Several pairs of eyes flicked to her, but the ones whose attention she demanded remained steadfastly locked in battle. People rushed toward her—Cain, her father, her sisters, but Zeke blocked them all except Cain. The doctor protested, spluttering as her lover’s brother came to her side, only to be shushed fiercely by Joanna.
A red handprint bloomed over Sarah’s fair-skinned cheek, but she barely flinched as she smiled darkly. “You hit like a girl.” Her fist clenched, raised, and was ready to strike. “Hope you can take it better than you give it.”
“No. Sarah.” The effort of speaking winded her. “Please.”
Dark chocolate eyes snapped to Jenna, softened. With a glare for Ilene, Sarah capitulated and dropped her tiny fist, folding her arms over her breasts. “She deserves it for what she’s put you through, sweetheart.”
Jenna nodded in agreement.
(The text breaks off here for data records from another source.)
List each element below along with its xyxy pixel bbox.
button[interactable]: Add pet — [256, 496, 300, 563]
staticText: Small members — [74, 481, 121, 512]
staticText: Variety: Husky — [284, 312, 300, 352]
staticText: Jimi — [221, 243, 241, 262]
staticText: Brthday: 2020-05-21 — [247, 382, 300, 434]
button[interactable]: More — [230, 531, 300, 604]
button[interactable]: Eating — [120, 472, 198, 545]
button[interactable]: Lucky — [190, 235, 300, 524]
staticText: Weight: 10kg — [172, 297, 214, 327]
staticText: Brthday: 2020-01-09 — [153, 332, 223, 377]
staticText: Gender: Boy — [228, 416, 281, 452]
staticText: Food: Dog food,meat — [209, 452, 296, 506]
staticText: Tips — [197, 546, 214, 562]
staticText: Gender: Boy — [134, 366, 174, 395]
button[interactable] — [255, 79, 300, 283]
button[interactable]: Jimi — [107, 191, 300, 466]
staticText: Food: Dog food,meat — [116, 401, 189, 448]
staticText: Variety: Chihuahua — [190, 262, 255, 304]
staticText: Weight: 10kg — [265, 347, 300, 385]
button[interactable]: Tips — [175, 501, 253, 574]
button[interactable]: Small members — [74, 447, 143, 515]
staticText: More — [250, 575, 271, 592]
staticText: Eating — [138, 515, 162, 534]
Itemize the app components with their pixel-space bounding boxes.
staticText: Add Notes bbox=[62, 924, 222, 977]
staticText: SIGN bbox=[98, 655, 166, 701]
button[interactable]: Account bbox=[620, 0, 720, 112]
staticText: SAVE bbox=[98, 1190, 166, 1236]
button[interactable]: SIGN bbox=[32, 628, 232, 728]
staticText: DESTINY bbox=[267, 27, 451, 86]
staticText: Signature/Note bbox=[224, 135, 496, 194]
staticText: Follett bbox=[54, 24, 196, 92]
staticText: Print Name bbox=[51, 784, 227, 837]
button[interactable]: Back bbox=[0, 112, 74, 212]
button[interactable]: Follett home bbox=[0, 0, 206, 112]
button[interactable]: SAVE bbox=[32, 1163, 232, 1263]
Her head didn’t like the movement, and the stitches pulled. The ache in her chest was worse, the loss of what had been, what could have been. Maybe making the choice now when her system was full of drugs wasn’t the wisest thing she’d ever done, but she was sick of the fighting, tired of being directed by outside forces in her life.
She’d nearly died. She didn’t know how she’d gotten to the hospital, couldn’t remember anything that had happened after the lights went out in the cabin that last night with Sire, but someone had intervened and hauled her from death’s door.
She swallowed thickly, her throat dry and sore. An instant later, Cain’s hand slipped beneath her head, raised it an inch while he presented a straw to her cracked lips. She drank slowly, thankful for the water. When she was done, he settled her back into the pillow with the utmost care.
“I don’t…want you here,” she told her mother brokenly. “Not now. You don’t…hit my…friends or…insult them.” She wheezed softly and Cain held up the mask in question. “Don’t need it. Thanks.” She tried a smile, but it shattered when her lip split. “I was…happy as…Jenna. P-Penelope is…dead.”
For the first time, Jenna saw something other than anger in the eyes so like her own. It struck her that this was their big family reunion after her abduction and incarceration, and that it really wasn’t going the way she’d imagined.